El Gobierno afirmó que la explicación principal para las masacres y los recientes hechos de violencia es el narcotráfico. La respuesta: intensificar la erradicación de los cultivos ilícitos y reactivar la aspersión área.

Como señalaba el escritor H.L. Mencken, “siempre hay una solución fácil para todo problema humano: fácil, clara, plausible y equivocada”. Y esta no es la excepción. Primero, porque el narcotráfico no es el único problema y, en varios casos, tampoco el principal. Las masacres tienen distintas motivaciones, víctimas y determinadores, que no siempre concuerdan con la narrativa de los bandidos enfrentados por el control de esta economía ilegal. El problema es más complejo.

El más reciente boom de la coca en Colombia no estuvo acompañado por un aumento de la violencia letal. Mientras que las hectáreas de coca cultivadas casi se triplicaron de 2013 a 2016, las víctimas de masacres bajaron un 63%. Paradójicamente, ahora que los cultivos de coca venían disminuyendo, las masacres han comenzado a incrementarse. La relación no es directa. Depende, entre otras cosas, del tipo de regulación que haya en el nivel local; es decir, de que haya un actor con la capacidad de mediar y controlar el uso de la violencia. Pero con frecuencia la cara de este actor no es la del Estado.

Aun asumiendo que el planteamiento del Gobierno tenga sentido, la evidencia señala que el efecto puede ser el contrario. La economista Sandra Rozo —tomando el periodo de 2000 a 2010— encontró que un aumento en la proporción del área asperjada con glifosato en 1%, incrementa la tasa de homicidios en 4.2% y la pobreza en 4%. Además, Dan Werb y sus colegas de la Escuela de Población y Salud Pública en la Universidad de British Columbia, en Canadá, encuentran en una revisión sistemática de varios países que, paradójicamente, la disrupción de los mercados de drogas ilegales puede aumentar la violencia.

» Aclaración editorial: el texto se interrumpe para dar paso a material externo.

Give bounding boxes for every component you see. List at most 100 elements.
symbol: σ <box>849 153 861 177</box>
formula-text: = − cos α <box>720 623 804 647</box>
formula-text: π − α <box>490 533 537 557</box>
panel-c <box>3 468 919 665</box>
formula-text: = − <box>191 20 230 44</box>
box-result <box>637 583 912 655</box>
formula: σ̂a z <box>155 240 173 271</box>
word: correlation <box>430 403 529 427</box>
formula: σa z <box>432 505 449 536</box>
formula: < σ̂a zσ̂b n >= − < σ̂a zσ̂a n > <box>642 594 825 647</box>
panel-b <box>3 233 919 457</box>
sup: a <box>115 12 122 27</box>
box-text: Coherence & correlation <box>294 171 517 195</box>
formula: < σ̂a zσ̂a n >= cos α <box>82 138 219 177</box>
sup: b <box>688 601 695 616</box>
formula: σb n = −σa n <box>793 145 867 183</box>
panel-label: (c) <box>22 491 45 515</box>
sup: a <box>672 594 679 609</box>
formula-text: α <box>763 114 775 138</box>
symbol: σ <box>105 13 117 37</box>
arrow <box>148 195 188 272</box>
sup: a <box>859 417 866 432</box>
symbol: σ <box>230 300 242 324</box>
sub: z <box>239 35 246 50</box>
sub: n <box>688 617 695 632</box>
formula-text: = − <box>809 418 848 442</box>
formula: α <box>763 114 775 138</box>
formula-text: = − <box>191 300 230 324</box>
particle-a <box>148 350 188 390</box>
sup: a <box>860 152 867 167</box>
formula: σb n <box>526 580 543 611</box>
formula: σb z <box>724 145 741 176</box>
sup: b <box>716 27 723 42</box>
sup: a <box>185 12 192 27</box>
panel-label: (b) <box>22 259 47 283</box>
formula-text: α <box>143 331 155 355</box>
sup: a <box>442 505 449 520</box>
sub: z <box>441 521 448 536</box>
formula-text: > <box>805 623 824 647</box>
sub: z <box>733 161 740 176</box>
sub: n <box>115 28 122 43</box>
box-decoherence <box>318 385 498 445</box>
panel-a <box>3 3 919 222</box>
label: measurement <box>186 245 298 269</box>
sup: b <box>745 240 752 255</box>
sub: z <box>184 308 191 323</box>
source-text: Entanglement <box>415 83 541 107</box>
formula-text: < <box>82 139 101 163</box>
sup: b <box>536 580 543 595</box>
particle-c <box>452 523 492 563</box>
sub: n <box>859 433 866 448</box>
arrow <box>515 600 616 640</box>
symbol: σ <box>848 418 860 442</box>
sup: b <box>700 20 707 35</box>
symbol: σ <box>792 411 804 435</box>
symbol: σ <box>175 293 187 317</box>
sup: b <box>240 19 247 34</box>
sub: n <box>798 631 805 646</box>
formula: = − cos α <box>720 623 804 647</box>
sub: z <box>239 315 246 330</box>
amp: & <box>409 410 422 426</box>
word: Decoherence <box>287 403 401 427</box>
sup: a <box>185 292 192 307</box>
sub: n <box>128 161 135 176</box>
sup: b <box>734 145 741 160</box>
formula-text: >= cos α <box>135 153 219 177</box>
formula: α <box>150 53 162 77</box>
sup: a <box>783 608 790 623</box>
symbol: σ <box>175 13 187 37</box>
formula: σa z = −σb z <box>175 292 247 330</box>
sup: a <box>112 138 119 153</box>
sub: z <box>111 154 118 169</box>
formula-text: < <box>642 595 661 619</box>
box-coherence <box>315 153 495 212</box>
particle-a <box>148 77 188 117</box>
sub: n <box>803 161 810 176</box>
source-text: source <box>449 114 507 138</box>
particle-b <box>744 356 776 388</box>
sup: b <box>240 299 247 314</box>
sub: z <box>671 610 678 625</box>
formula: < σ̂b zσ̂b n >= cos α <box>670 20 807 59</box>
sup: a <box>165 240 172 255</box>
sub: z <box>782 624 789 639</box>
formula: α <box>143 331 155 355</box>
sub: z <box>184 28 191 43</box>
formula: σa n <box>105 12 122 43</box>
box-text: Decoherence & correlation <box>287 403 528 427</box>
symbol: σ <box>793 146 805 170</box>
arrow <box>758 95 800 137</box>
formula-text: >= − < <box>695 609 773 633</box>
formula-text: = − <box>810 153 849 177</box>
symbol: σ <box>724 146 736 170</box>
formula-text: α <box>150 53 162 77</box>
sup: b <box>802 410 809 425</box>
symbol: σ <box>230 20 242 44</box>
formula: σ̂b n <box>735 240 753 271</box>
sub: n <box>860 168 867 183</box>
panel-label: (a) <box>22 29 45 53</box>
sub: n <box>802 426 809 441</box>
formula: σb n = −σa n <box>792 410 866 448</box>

Este no es un llamado al inmovilismo. Por supuesto que el Estado debe responder al narcotráfico, pero no de la manera en que lo está haciendo.

Mientras que la apuesta del Gobierno es bajar los cultivos ilícitos, las intervenciones dirigidas a otros eslabones que no solo producen más ganancias, sino que tienen mayor capacidad de violencia y corrupción, dejan mucho que desear. La producción potencial de cocaína en Colombia se incrementó, mientras que el porcentaje de cocaína incautada ha disminuido en los últimos años. Además, en 2020, la infraestructura de producción de drogas ilícitas destruida y la incautación de precursores químicos para la producción viene descendiendo.

Y si se trata de enfocar las acciones contra las organizaciones criminales, el resultado no es más alentador: según el Ministerio de Defensa, en los primeros siete meses de 2020 hubo un descenso del 28% en las capturas de personas vinculadas a las organizaciones criminales.

Entre tanto, la sustitución de cultivos de coca, que podría ser una alternativa para aquellas comunidades que han expresado su voluntad de avanzar en la erradicación voluntaria, está desfinanciada y de última en la lista. Esto no solo implica un riesgo para aquellos líderes y comunidades que le han apostado a esta vía, sino que genera las condiciones propicias para que los grupos armados presionen a las comunidades y refuercen las relaciones de dependencia con esta economía ilegal.

La respuesta es equivocada. Pero este no solo es un problema de este Gobierno, sino de una visión que se ha impuesto de que los cultivos de coca son la causa —y no la consecuencia— de nuestra propia incapacidad de tener un Estado eficiente y legítimo en estos territorios.